Le loisir et le corpo tu ne sépareras point

Ce commandement est lié au précédent. Car ces populations locales qui sont autant de clients sont en partie constituées de ces employés qui ont déserté les bureaux les vendredi et lundi : "Ces gens partent deux week-ends par mois, pour des séjours de trois ou quatre nuits, à quelques heures de route de chez eux... et ils utilisent les possibilités offertes pour travailler à distance. C'est énorme, et c'est une activité fidèle, répétée, sans intermédiaire. Donc pour nous, c'est une bénédiction."

Pour le lit tu ne t'inquiéteras point

"Pendant des années, nous avons considéré le restaurant et le bar comme un mal nécessaire. Même le responsable de l'hospitalité avait intégré que c'était subalterne. Ce qu'il faut faire maintenant, c'est penser exactement l'inverse. Car ce qui compte, c'est le food & beverage et l'accueil : le lobby, le bar, les gens qu'on peut rencontrer... La chambre devient accessoire - un bon lit, une douche, au prix que vous êtes prêt à payer... Mais commencez par la partie amusante ("fun part"), et ne vous inquiétez pas pour le lit."

Là où est la croissance tu iras

Quand j'ai commencé il y a 10 ans, Accor était à presque 85% centré sur l'Europe et à 90% dans les gammes "éco" et "midscale". Cette situation de très forte densité, de leadership en Europe avec Ibis, Novotel et Mercure a duré des décennies et c'était très bien (...) Mais on ne pouvait pas rester qu'en Europe, car la croissance est ailleurs.
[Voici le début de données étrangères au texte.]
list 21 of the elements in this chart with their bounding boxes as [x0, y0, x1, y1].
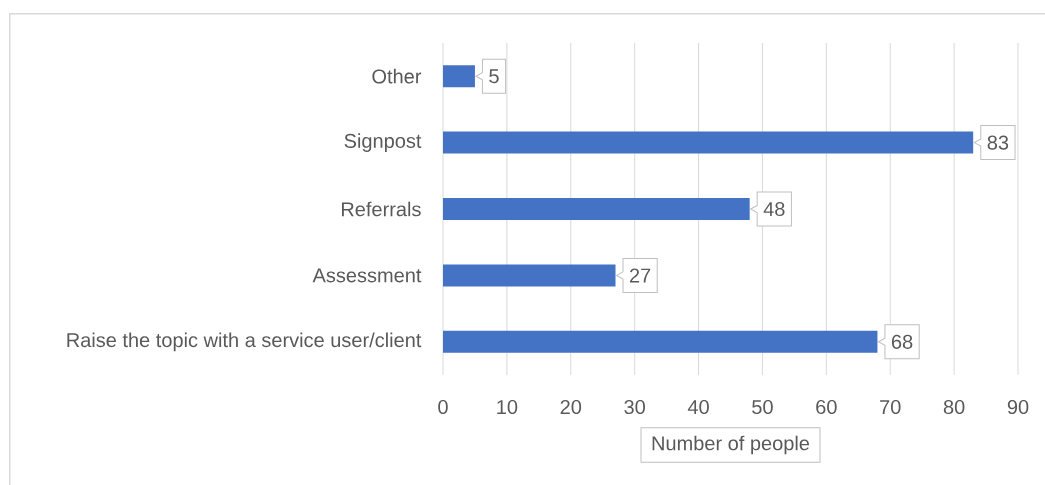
y-tick-label: Referrals: [341, 201, 421, 217]
x-tick-label: 30: [624, 399, 645, 415]
x-tick-label: 70: [880, 399, 901, 415]
x-axis-title: Number of people: [652, 435, 810, 455]
data-label: 5: [489, 69, 499, 84]
data-label: 48: [763, 201, 785, 217]
x-tick-label: 90: [1007, 399, 1029, 415]
y-tick-label: Assessment: [312, 268, 422, 283]
data-label: 83: [987, 135, 1009, 150]
y-tick-label: Other: [372, 68, 422, 84]
x-tick-label: 20: [560, 399, 582, 415]
x-tick-label: 80: [943, 399, 965, 415]
x-tick-label: 60: [816, 399, 837, 415]
data-label: 68: [891, 334, 913, 349]
y-tick-label: Signpost: [344, 133, 422, 152]
x-tick-label: 40: [687, 399, 709, 415]
data-label: 27: [630, 268, 651, 283]
x-tick-label: 50: [752, 399, 773, 415]
x-tick-label: 10: [497, 399, 518, 415]
x-tick-label: 0: [438, 399, 448, 415]
y-tick-label: Raise the topic with a service user/client: [67, 332, 422, 352]
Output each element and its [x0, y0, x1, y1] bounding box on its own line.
Elle est au Moyen-Orient, en Asie, dans des pays d'Afrique aussi. Alors décidé d'ller à l'international et d'acquérir les marques manquantes. Celles du premium, du luxe et du lifestyle, auxquelles nous n'avions quasiment pas participé. J'ai commencé avec 10 marques, maintenant elles sont 46.. Le résultat de 14 milliards d'achats et de ventes.